Plastic Fantastic Living - Page 7

Disneyland's spectacular 'Monsanto House of the Future' combined science, showmanship and dreams

Eichler’s X-100 Was on Its Own Futuristic Mission


Plastic Fantastic Living
Plastic Fantastic Living
Plastic Fantastic Living
Three photos of Eichler's X-100 from late 1956: interior gardens and living room area (above), front door entry (middle), and its stunning kitchen with dining table that slides open for at-the-table cooking (top).

It’s made of steel, not plastic, and it was built in San Mateo Highlands—not Disneyland.

But Joe Eichler’s X-100 ‘experimental research house’ from 1956 was on the same mission as Monsanto’s House of the Future.

Its goal was “testing new design concepts, new materials, and new techniques of construction,” as Eichler’s brochure proclaimed, while accomplishing the more prosaic chore of marketing the company’s everyday wares.

“The idea of the X-100 was mine, and it was done for promotion” of homes in the Highlands subdivision, Ned Eichler, Joe’s son and the firm’s marketing manager, said in a 2008 interview.

The X-100 was designed by architect A. Quincy Jones, who clearly saw steel as more than a gimmick.
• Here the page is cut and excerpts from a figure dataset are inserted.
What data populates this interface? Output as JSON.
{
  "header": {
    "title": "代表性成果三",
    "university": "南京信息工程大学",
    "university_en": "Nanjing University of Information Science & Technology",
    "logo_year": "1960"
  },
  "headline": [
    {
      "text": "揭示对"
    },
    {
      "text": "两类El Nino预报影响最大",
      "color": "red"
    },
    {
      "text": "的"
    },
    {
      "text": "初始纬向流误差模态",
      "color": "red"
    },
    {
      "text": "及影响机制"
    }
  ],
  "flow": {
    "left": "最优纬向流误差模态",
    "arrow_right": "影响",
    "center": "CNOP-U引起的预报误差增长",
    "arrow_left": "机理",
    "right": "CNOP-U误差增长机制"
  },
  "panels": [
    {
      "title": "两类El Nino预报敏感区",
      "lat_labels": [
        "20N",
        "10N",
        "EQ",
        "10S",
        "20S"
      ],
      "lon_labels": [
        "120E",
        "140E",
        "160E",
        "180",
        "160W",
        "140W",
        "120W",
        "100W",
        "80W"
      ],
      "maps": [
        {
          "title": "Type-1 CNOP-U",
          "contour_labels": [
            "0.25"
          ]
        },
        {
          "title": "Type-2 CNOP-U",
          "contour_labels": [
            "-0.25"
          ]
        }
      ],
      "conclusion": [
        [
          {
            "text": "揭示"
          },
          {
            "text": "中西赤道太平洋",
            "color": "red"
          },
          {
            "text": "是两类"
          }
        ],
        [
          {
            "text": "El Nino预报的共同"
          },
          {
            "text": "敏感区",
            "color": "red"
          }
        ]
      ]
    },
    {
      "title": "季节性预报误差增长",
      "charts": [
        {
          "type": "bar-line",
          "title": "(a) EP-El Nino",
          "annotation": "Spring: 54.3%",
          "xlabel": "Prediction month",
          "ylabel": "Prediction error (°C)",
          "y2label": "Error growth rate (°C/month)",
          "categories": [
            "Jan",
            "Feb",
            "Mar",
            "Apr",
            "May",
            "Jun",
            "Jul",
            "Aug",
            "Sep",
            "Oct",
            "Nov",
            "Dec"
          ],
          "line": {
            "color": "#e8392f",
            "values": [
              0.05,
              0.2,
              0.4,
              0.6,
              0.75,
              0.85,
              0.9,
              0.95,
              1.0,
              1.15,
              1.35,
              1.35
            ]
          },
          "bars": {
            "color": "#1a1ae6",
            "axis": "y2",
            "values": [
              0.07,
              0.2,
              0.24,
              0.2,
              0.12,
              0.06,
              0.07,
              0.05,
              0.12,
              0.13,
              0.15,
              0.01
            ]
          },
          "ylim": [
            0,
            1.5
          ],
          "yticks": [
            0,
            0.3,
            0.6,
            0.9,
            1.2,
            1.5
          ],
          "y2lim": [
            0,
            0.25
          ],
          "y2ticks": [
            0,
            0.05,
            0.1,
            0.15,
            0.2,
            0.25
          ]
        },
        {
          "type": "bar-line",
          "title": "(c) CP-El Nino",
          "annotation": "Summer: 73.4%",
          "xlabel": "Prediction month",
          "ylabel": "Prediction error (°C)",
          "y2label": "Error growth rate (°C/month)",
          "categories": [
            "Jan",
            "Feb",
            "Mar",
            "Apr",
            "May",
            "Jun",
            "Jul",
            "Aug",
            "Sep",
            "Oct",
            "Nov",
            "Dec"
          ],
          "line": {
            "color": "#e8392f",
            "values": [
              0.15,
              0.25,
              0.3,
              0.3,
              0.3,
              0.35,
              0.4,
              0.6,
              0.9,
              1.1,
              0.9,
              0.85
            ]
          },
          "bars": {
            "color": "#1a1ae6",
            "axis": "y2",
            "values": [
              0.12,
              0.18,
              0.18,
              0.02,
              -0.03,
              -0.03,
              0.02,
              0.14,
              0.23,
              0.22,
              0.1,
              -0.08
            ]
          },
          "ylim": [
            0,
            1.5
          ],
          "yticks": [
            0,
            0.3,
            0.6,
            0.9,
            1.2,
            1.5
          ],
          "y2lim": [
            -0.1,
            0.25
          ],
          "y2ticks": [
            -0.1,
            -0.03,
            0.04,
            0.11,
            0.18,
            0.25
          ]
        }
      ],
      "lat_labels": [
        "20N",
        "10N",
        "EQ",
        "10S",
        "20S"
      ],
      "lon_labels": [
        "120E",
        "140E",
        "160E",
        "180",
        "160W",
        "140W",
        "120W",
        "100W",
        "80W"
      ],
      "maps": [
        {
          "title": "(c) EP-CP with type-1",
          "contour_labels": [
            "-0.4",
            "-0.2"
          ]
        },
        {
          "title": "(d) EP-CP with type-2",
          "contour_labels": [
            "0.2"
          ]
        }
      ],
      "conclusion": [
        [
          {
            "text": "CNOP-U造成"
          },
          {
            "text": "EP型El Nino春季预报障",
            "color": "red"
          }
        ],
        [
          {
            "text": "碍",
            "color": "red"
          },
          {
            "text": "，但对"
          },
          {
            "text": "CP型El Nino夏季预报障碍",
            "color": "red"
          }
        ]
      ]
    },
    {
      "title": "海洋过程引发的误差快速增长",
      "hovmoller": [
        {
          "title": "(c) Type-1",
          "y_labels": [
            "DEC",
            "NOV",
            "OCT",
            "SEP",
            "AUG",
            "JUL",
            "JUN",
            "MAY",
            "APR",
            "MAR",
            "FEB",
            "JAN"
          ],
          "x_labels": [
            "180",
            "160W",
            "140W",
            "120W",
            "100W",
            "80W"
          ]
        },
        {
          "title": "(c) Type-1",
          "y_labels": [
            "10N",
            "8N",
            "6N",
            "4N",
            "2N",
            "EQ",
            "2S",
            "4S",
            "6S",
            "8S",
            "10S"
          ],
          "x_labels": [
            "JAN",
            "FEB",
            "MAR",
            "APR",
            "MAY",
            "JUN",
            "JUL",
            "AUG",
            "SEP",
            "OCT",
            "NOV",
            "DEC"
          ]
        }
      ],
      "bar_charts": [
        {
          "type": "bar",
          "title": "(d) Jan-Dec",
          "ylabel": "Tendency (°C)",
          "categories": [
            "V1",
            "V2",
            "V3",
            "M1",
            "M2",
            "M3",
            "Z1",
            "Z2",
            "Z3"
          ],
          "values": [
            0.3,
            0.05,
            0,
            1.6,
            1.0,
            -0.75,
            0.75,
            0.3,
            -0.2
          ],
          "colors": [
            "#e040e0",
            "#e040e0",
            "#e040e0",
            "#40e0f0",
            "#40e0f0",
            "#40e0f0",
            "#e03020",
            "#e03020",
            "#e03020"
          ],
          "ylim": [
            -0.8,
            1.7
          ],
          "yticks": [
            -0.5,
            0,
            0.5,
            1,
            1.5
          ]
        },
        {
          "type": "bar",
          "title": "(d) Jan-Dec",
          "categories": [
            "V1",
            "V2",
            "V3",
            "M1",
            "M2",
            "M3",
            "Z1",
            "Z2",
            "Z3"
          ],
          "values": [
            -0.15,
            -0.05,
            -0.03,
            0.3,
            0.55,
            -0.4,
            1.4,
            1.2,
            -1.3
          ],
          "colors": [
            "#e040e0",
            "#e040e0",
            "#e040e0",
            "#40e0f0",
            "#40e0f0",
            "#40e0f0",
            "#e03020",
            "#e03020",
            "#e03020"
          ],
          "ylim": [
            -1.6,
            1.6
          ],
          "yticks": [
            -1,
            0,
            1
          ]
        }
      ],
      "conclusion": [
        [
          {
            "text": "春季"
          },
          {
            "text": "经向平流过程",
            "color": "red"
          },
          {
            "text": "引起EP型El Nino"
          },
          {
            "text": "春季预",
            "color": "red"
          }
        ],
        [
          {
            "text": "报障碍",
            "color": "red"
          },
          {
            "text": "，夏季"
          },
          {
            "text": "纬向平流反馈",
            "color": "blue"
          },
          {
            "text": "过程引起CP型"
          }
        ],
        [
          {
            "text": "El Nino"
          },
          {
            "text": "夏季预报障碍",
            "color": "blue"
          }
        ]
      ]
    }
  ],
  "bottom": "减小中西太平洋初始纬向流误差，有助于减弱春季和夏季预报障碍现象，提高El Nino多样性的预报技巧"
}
He had earlier designed a steel house for himself in Los Angeles.

The X-100 reflects a gentler future than the Monsanto House. It’s not nearly so strange. Unlike the House of the Future, the kitchen of the X-100 does not propose the use of gamma radiation.

But there are marvels galore in the X-100, including a hygienic-white dining table that slid open to reveal burners for cooking or keeping food warm while dining; movable track lighting, unusual for the time; walls treated with plastic for easy cleanup; compact, paired bathrooms with a sunken tub; and a master bedroom separated from living areas by a motorized curtain.

The name of the house may have evoked an experimental spacecraft, but there is nothing flying saucer-like about the X-100. In fact, in many ways, the future foreseen by the X-100 looks much like the mid-century present that Eichler was already building.

The structure and ceiling of the X-100 may be steel, but its interior walls are covered with Eichler-like wood paneling. The home also has Eichler’s trademark indoor-outdoor flow, enhanced through indoor ‘living gardens’ illuminated by plastic ‘skydomes.’

By contrast, despite walls of glass, the House of the Future isolated inhabitants from the landscape by arranging the living areas on a pedestal high above the ground.

Although Eichler concluded steel construction was too expensive for building tract homes, the X-100, its nomination pending for the National Register of Historic Places, remains occupied today—and fits nicely into its neighborhood of less futuristic Eichlers.

That’s another contrast with the Monsanto house. As architect Ernie Kirwan, who worked on the House of the Future’s design, says, “I don’t think a neighborhood of Monsanto shapes would have a lovely look.”